Introduction Cystic fibrosis (CF) is a life-limiting genetic disease, resulting from abnormalities in the CF transmembrane conductance regulator (CFTR), a chloride channel found in cells of various organs. There are over 2000 known disease-causing mutations that interrupt various stages of CFTR synthesis and function. Gene therapy is being developed as a novel treatment for CF. Ivacaftor (Kalydeco) and Orkambi (Lumacaftor/Ivacaftor) are the first two medications licensed in the world for CF patients. Ivacaftor (Kalydeco) is a potentiator for the CFTR protein at the surface of epithelial cells, is licensed and funded in the UK for patients above 2y and is effective for CFTR gating mutations. Lumacaftor is a corrector and acts as a chaperone during protein folding and increases the number of CFTR proteins that are trafficked to the cell surface. Orkambi is a combination of Ivacaftor and lumacaftor, licensed for patients homozygous for DF508, above 6y and funded in some European countries/Australia/US, but not in the UK.

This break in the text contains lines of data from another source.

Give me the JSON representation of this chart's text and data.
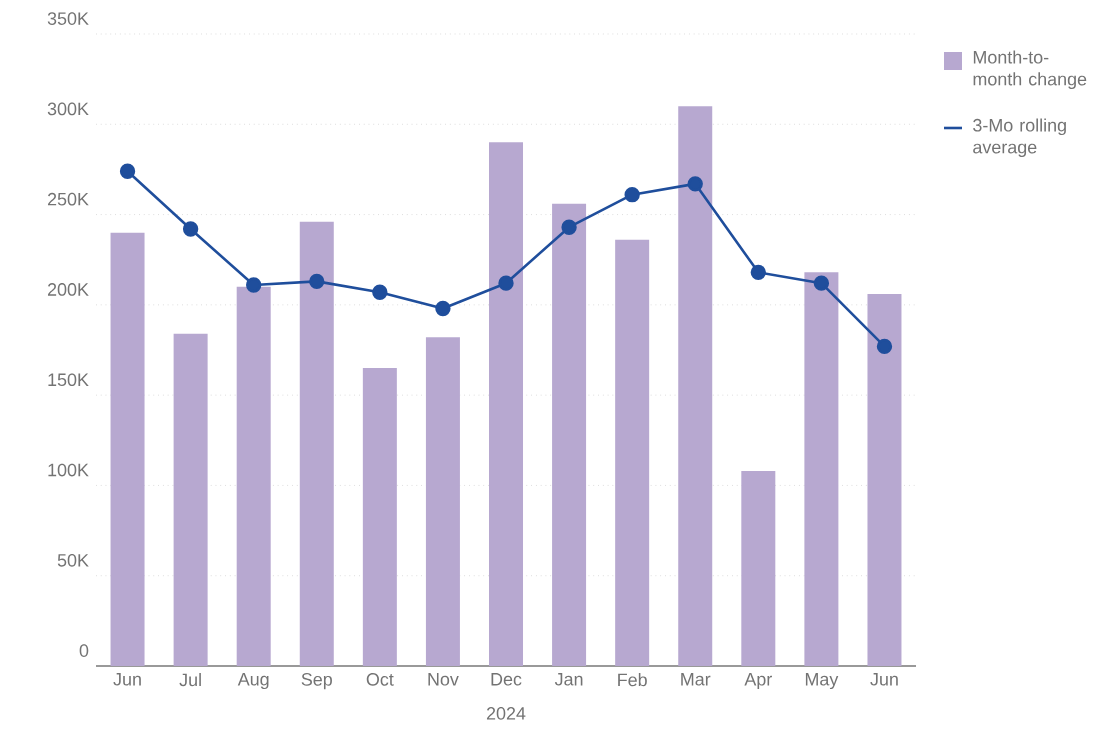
{
  "chart_data": {
    "type": "bar",
    "categories": [
      "Jun",
      "Jul",
      "Aug",
      "Sep",
      "Oct",
      "Nov",
      "Dec",
      "Jan",
      "Feb",
      "Mar",
      "Apr",
      "May",
      "Jun"
    ],
    "series": [
      {
        "name": "Month-to-month change",
        "type": "bar",
        "color": "#b7a8d0",
        "values": [
          240000,
          184000,
          210000,
          246000,
          165000,
          182000,
          290000,
          256000,
          236000,
          310000,
          108000,
          218000,
          206000
        ]
      },
      {
        "name": "3-Mo rolling average",
        "type": "line",
        "color": "#1f4e9c",
        "marker": "circle",
        "values": [
          274000,
          242000,
          211000,
          213000,
          207000,
          198000,
          212000,
          243000,
          261000,
          267000,
          218000,
          212000,
          177000
        ]
      }
    ],
    "ylim": [
      0,
      350000
    ],
    "yticks": [
      0,
      {
        "value": 50000,
        "label": "50K"
      },
      {
        "value": 100000,
        "label": "100K"
      },
      {
        "value": 150000,
        "label": "150K"
      },
      {
        "value": 200000,
        "label": "200K"
      },
      {
        "value": 250000,
        "label": "250K"
      },
      {
        "value": 300000,
        "label": "300K"
      },
      {
        "value": 350000,
        "label": "350K"
      }
    ],
    "grid": "y",
    "legend": "top right",
    "annotations": [
      "2024"
    ]
  }
}
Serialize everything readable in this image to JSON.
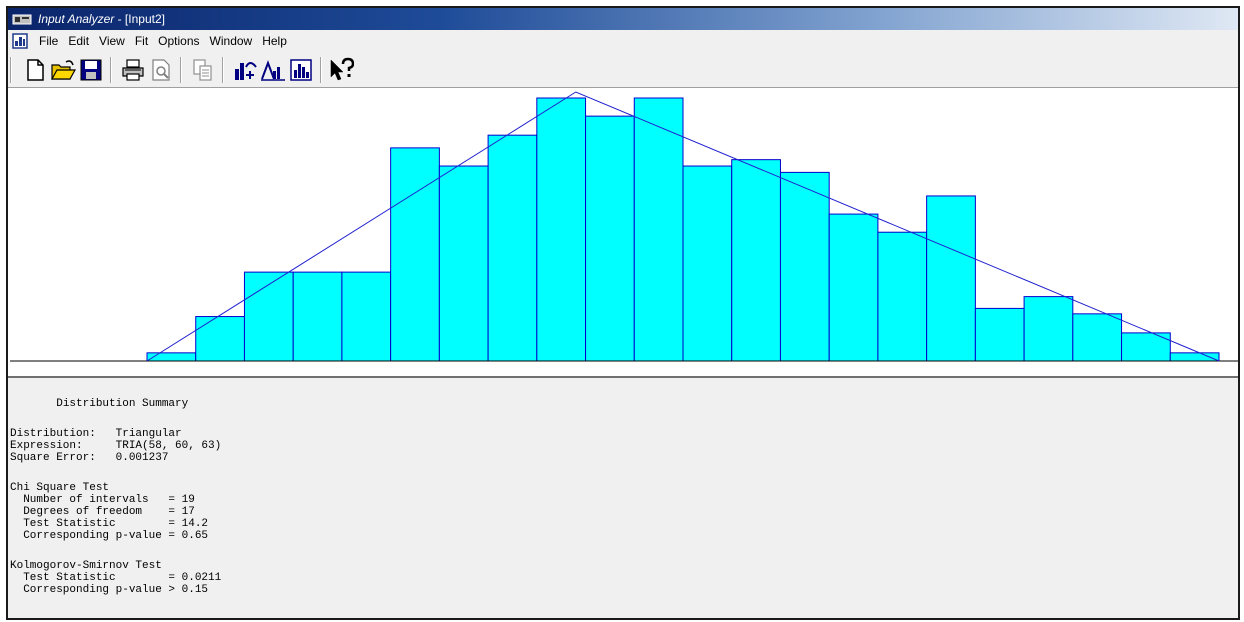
{
  "window": {
    "app_name": "Input Analyzer",
    "doc_name": " - [Input2]"
  },
  "menu": [
    "File",
    "Edit",
    "View",
    "Fit",
    "Options",
    "Window",
    "Help"
  ],
  "toolbar": {
    "buttons": [
      "new-icon",
      "open-icon",
      "save-icon",
      "print-icon",
      "print-preview-icon",
      "copy-icon",
      "fit-all-icon",
      "fit-distribution-icon",
      "histogram-icon",
      "help-pointer-icon"
    ]
  },
  "colors": {
    "bar_fill": "#00ffff",
    "bar_stroke": "#0000cc",
    "curve": "#2020d0"
  },
  "chart_data": {
    "type": "bar",
    "values": [
      0.009,
      0.049,
      0.098,
      0.098,
      0.098,
      0.235,
      0.215,
      0.249,
      0.29,
      0.27,
      0.29,
      0.215,
      0.222,
      0.208,
      0.162,
      0.142,
      0.182,
      0.058,
      0.071,
      0.052,
      0.031,
      0.009
    ],
    "fitted_curve": {
      "distribution": "triangular",
      "min": 58,
      "mode": 60,
      "max": 63
    }
  },
  "summary": {
    "heading": "Distribution Summary",
    "distribution": "Distribution:   Triangular",
    "expression": "Expression:     TRIA(58, 60, 63)",
    "square_error": "Square Error:   0.001237",
    "chi_title": "Chi Square Test",
    "chi_intervals": "  Number of intervals   = 19",
    "chi_dof": "  Degrees of freedom    = 17",
    "chi_stat": "  Test Statistic        = 14.2",
    "chi_p": "  Corresponding p-value = 0.65",
    "ks_title": "Kolmogorov-Smirnov Test",
    "ks_stat": "  Test Statistic        = 0.0211",
    "ks_p": "  Corresponding p-value > 0.15"
  }
}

Case 6.5 years old girl diagnosed with CF via new-born screening (homozygous for DF508). She has minimal respiratory symptoms with normal lung function. No hospital admissions,nor recurrent chest infections. The family contacted a US CF centre with the aim to move her care and start Orkambi. They elected to purchase Orkambi privately and remain in the UK. They could afford the first 3 month prescription but are now considering re- mortgaging their house to fund on-going therapy. 3w ago, was started on her 1st dose of Orkambi. Soon after, she observed bloody stools. She attended casualty: clinical examination and baseline work up were normal.
How should the medical CF team counsel families who would like to privately purchase Orkambi?
How should we monitor these patients ?
What do we think as professionals about parents driving treatment decisions?